Es gibt eine ganzheitliche Studie
Wie das MSCC-Protokoll durch metabolische Therapie auf Krebs abzielt
1. Einführung in das Protokoll
Das Mitochondrial Stem Cell Connection (MSCC) Protocol ist ein hybrides orthomolekulares Modell zur Erforschung der integrativen Krebsbehandlung, das von Baghli et al. entwickelt und im Zeitschrift für
Orthomolekulare Medizin (Vol. 39, Nr. 3, 2024). Dieses Protokoll basiert auf der aufkommenden MSCC-Theorie und betont den Zusammenhang zwischen der beeinträchtigten oxidativen Phosphorylierung
(OxPhos) in Stammzellen und der Entstehung von Krebsstammzellen (CSCs), von denen angenommen wird, dass sie eine zentrale Rolle beim Tumorwachstum, der Behandlungsresistenz und der Metastasierung
spielen.
Das von einem multidisziplinären Team aus Forschern und Klinikern entwickelte MSCC-Protokoll kombiniert Orthomoleküle (z. B. Vitamine C, D, Zink), umfunktionierte Medikamente (z. B. Ivermectin, Mebendazol),
Ernährungsstrategien (Fasten, ketogene Diät) und ebensstilinterventionen (Bewegung, hyperbare Sauerstofftherapie). Sein Ziel besteht darin, die Mitochondrienfunktion zu verbessern, fermentierbare Brennstoffe zu begrenzen und CSCs und Metastasen zu unterdrücken.

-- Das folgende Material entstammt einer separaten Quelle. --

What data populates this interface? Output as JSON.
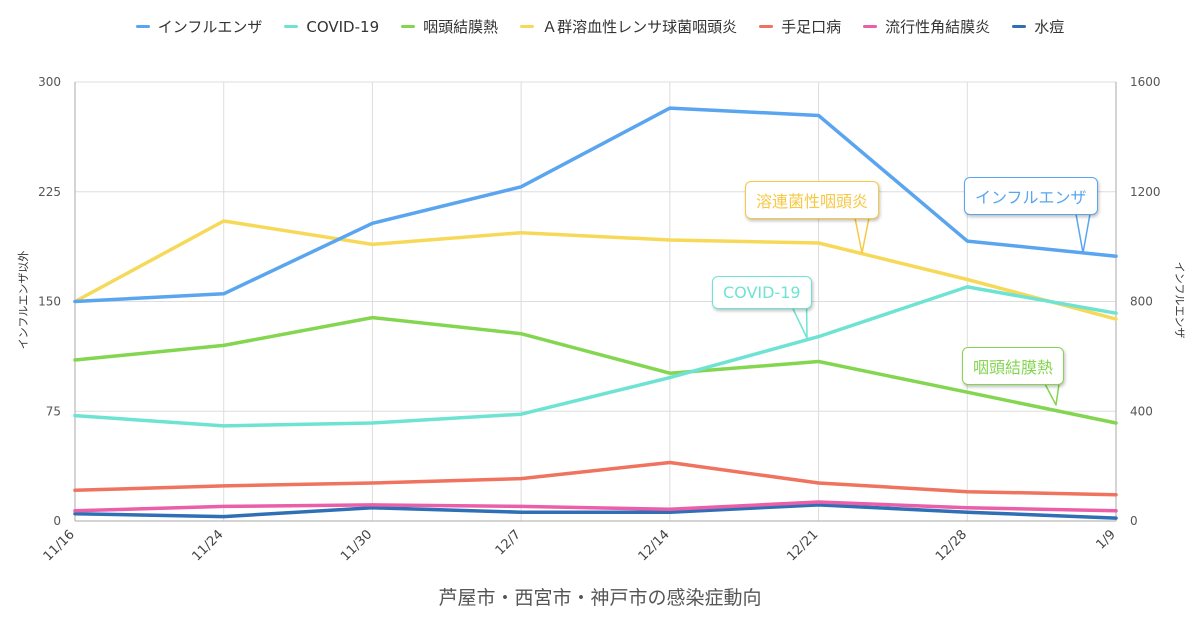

Wichtig ist, dass dieses Protokoll ausschließlich zu Bildungszwecken bereitgestellt wird und kein präskriptiver Behandlungsplan ist.

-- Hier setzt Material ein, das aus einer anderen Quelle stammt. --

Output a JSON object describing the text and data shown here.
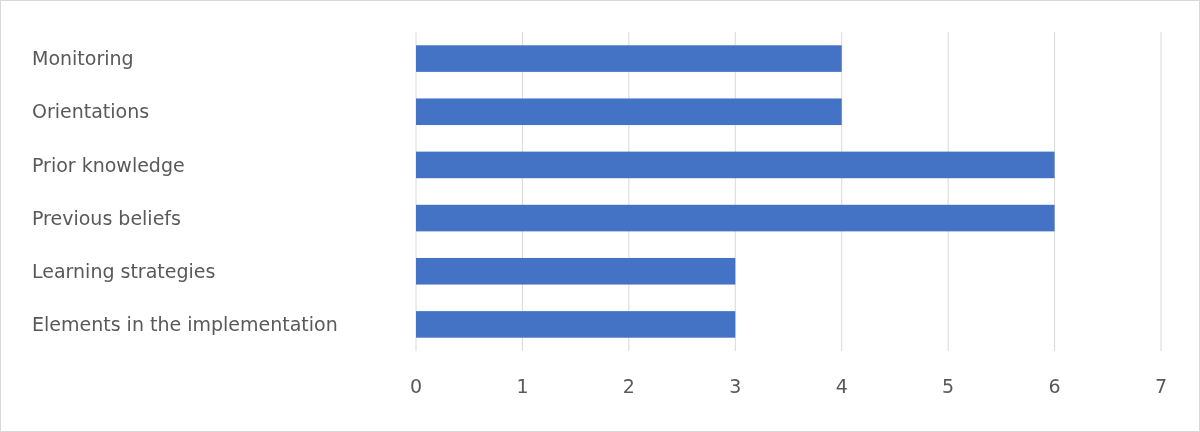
{
  "chart_data": {
    "type": "bar",
    "orientation": "horizontal",
    "categories": [
      "Monitoring",
      "Orientations",
      "Prior knowledge",
      "Previous beliefs",
      "Learning strategies",
      "Elements in the implementation"
    ],
    "values": [
      4,
      4,
      6,
      6,
      3,
      3
    ],
    "color": "#4472c4",
    "xlim": [
      0,
      7
    ],
    "xticks": [
      0,
      1,
      2,
      3,
      4,
      5,
      6,
      7
    ],
    "grid": "x"
  }
}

Danke für den Hinweis. Ich bleibe bei Fasten als Adjuvans zur Chemotherapie, zumal die Studienlage belastbar ist. Bei umfunktionierten Medikamenten wie Ivermectin und Mebendazol fehlt nach wie vor die klinische Evidenz.
Die Sache ist sehr gut belegt
https://isom.ca/article/targeting-the-mitochondrial-stem-cell-connection-in-cancer-treatment-a-hybrid-orthomolecular-protocol/
Ich kenne das Journal of Orthomolecular Medicine. Es ist in der akademischen Onkologie nicht als methodisch streng anerkannt. Ich verfolge das aufmerksam und bin offen für neue Daten, aber ich bleibe bei dem, was sich kontrolliert nachweisen lässt.